« C’est une région emblématique qui souffre aussi beaucoup de l’impact du changement climatique et de la hausse de la température », a déclaré à Lusa Lino Oliveira, chercheur à l’Institut des systèmes et de l’ingénierie informatique, de la technologie et des sciences (INESC TEC). des institutions impliquées dans le projet.

Le projet, qui a débuté en juin 2019 et s’est achevé en décembre 2021, a abouti à la plateforme INFRAVINI, dont l’objectif principal est d’accompagner les viticulteurs de la région, dans le bassin du fleuve Douro, à adapter leurs cultures aux effets du changement climatique,  » les défis » pour lesquelles « des stratégies et des politiques » sont nécessaires à la fois à court et à long terme.

« Les changements climatiques ont un impact majeur sur les cultures et la vigne est une plante très sensible aux conditions atmosphériques, qui peuvent mettre en péril à la fois la qualité du raisin et la récolte elle-même », observe-t-il.

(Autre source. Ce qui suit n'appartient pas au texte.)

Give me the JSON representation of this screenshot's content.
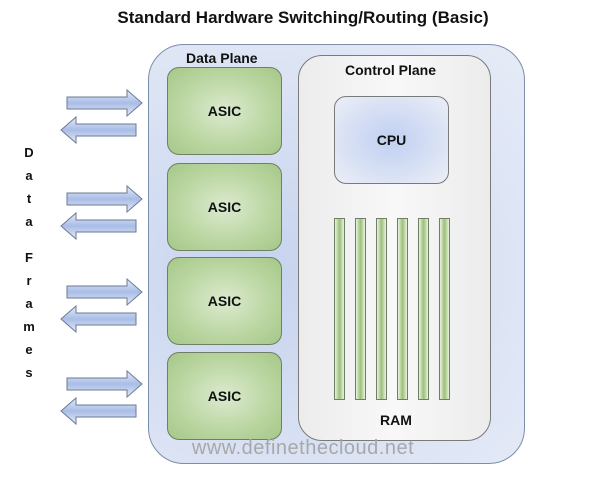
{
  "title": "Standard Hardware Switching/Routing (Basic)",
  "data_plane": {
    "label": "Data Plane",
    "asics": [
      "ASIC",
      "ASIC",
      "ASIC",
      "ASIC"
    ]
  },
  "control_plane": {
    "label": "Control Plane",
    "cpu_label": "CPU",
    "ram_label": "RAM",
    "ram_stick_count": 6
  },
  "side_label": {
    "word1": [
      "D",
      "a",
      "t",
      "a"
    ],
    "word2": [
      "F",
      "r",
      "a",
      "m",
      "e",
      "s"
    ]
  },
  "watermark": "www.definethecloud.net",
  "colors": {
    "asic_green": "#bcd7a3",
    "plane_blue": "#dbe3f4",
    "cpu_blue": "#c0d0f2",
    "arrow_blue": "#b9c9ea"
  }
}
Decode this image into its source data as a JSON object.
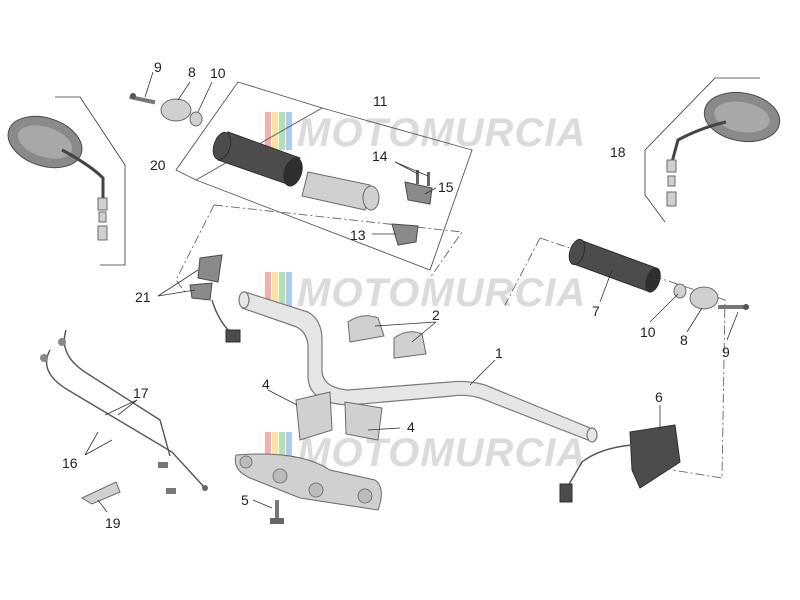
{
  "diagram": {
    "watermark_text": "MOTOMURCIA",
    "callouts": {
      "c1": "1",
      "c2": "2",
      "c4a": "4",
      "c4b": "4",
      "c5": "5",
      "c6": "6",
      "c7": "7",
      "c8a": "8",
      "c8b": "8",
      "c9a": "9",
      "c9b": "9",
      "c10a": "10",
      "c10b": "10",
      "c11": "11",
      "c13": "13",
      "c14": "14",
      "c15": "15",
      "c16": "16",
      "c17": "17",
      "c18": "18",
      "c19": "19",
      "c20": "20",
      "c21": "21"
    },
    "colors": {
      "part_gray": "#8a8a8a",
      "part_dark": "#4c4c4c",
      "watermark": "#bdbdbd",
      "logo_stripes": [
        "#e84a4a",
        "#f2c230",
        "#5cb85c",
        "#4a8fd8"
      ]
    }
  }
}
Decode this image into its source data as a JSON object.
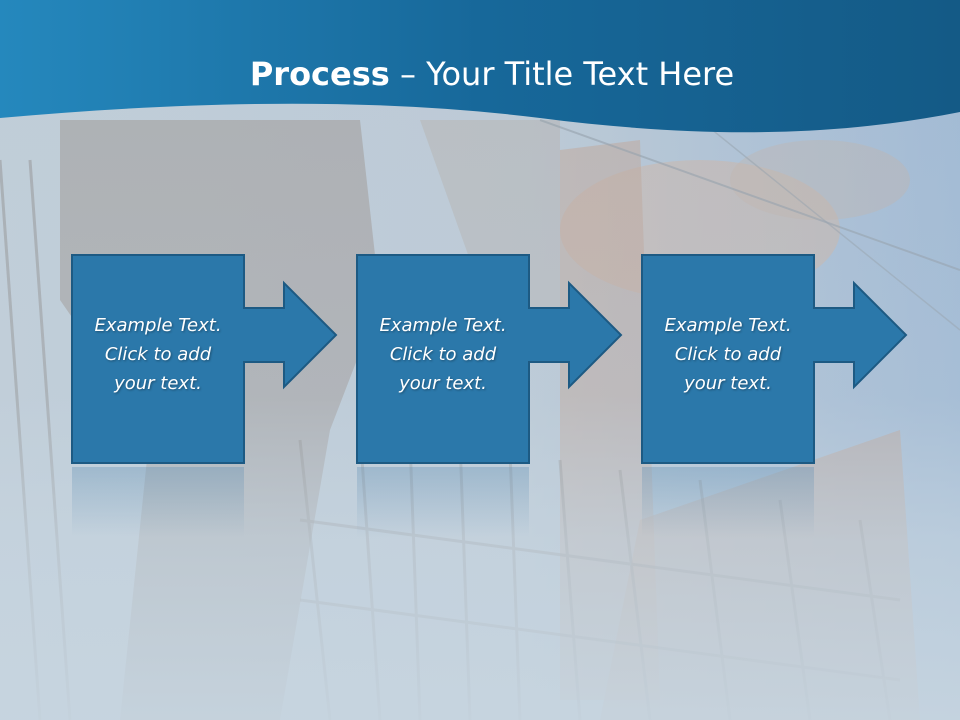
{
  "colors": {
    "header_dark": "#14557f",
    "header_light": "#2a86b8",
    "arrow_fill": "#2b78aa",
    "arrow_stroke": "#1d5a83"
  },
  "slide": {
    "title_bold": "Process",
    "title_rest": " – Your Title Text Here",
    "steps": [
      {
        "lines": [
          "Example Text.",
          "Click  to add",
          "your text."
        ]
      },
      {
        "lines": [
          "Example Text.",
          "Click  to add",
          "your text."
        ]
      },
      {
        "lines": [
          "Example Text.",
          "Click  to add",
          "your text."
        ]
      }
    ]
  }
}
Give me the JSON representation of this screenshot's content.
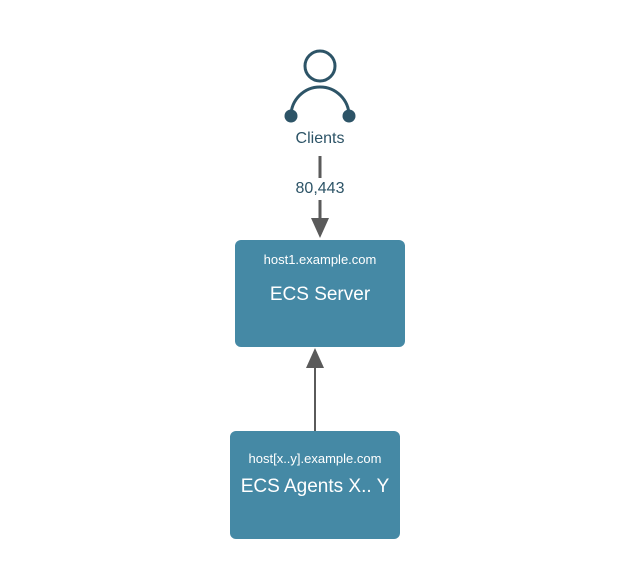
{
  "diagram": {
    "type": "architecture-flow",
    "background_color": "#ffffff",
    "accent_color": "#4589a5",
    "ink_color": "#2d5467",
    "arrow_color": "#5a5a5a",
    "actor": {
      "icon": "person-icon",
      "label": "Clients"
    },
    "edges": [
      {
        "from": "Clients",
        "to": "ECS Server",
        "label": "80,443",
        "direction": "down"
      },
      {
        "from": "ECS Agents X.. Y",
        "to": "ECS Server",
        "label": "",
        "direction": "up"
      }
    ],
    "nodes": [
      {
        "id": "ecs-server",
        "host": "host1.example.com",
        "title": "ECS Server"
      },
      {
        "id": "ecs-agents",
        "host": "host[x..y].example.com",
        "title": "ECS Agents X.. Y"
      }
    ]
  }
}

Bien que la plateforme « ne résolve pas le problème », elle permet de fournir et de mettre à disposition des viticulteurs un « ensemble de données et d’informations traitées » qui, combinées à une expérience au jour le jour, leur permet de prendre une « décision plus éclairée ». .

« Nous voulions développer un instrument capable d’accompagner les viticulteurs à devenir plus résilients au changement climatique et, pour cela, une compréhension des facteurs contextuels, comme le climat régional, est nécessaire », a souligné Lino Oliveira.

La plateforme recueille des informations provenant d’acteurs de la région et de sources externes telles que l’Instituto Português do Mar e da Atmosfera (IPMA), mais aussi d’un réseau de capteurs intégrés dans les six stations météorologiques de la région : Adorigo, Cambres, Canelas, Pinhão, Soutelo do Douro et Vilarica.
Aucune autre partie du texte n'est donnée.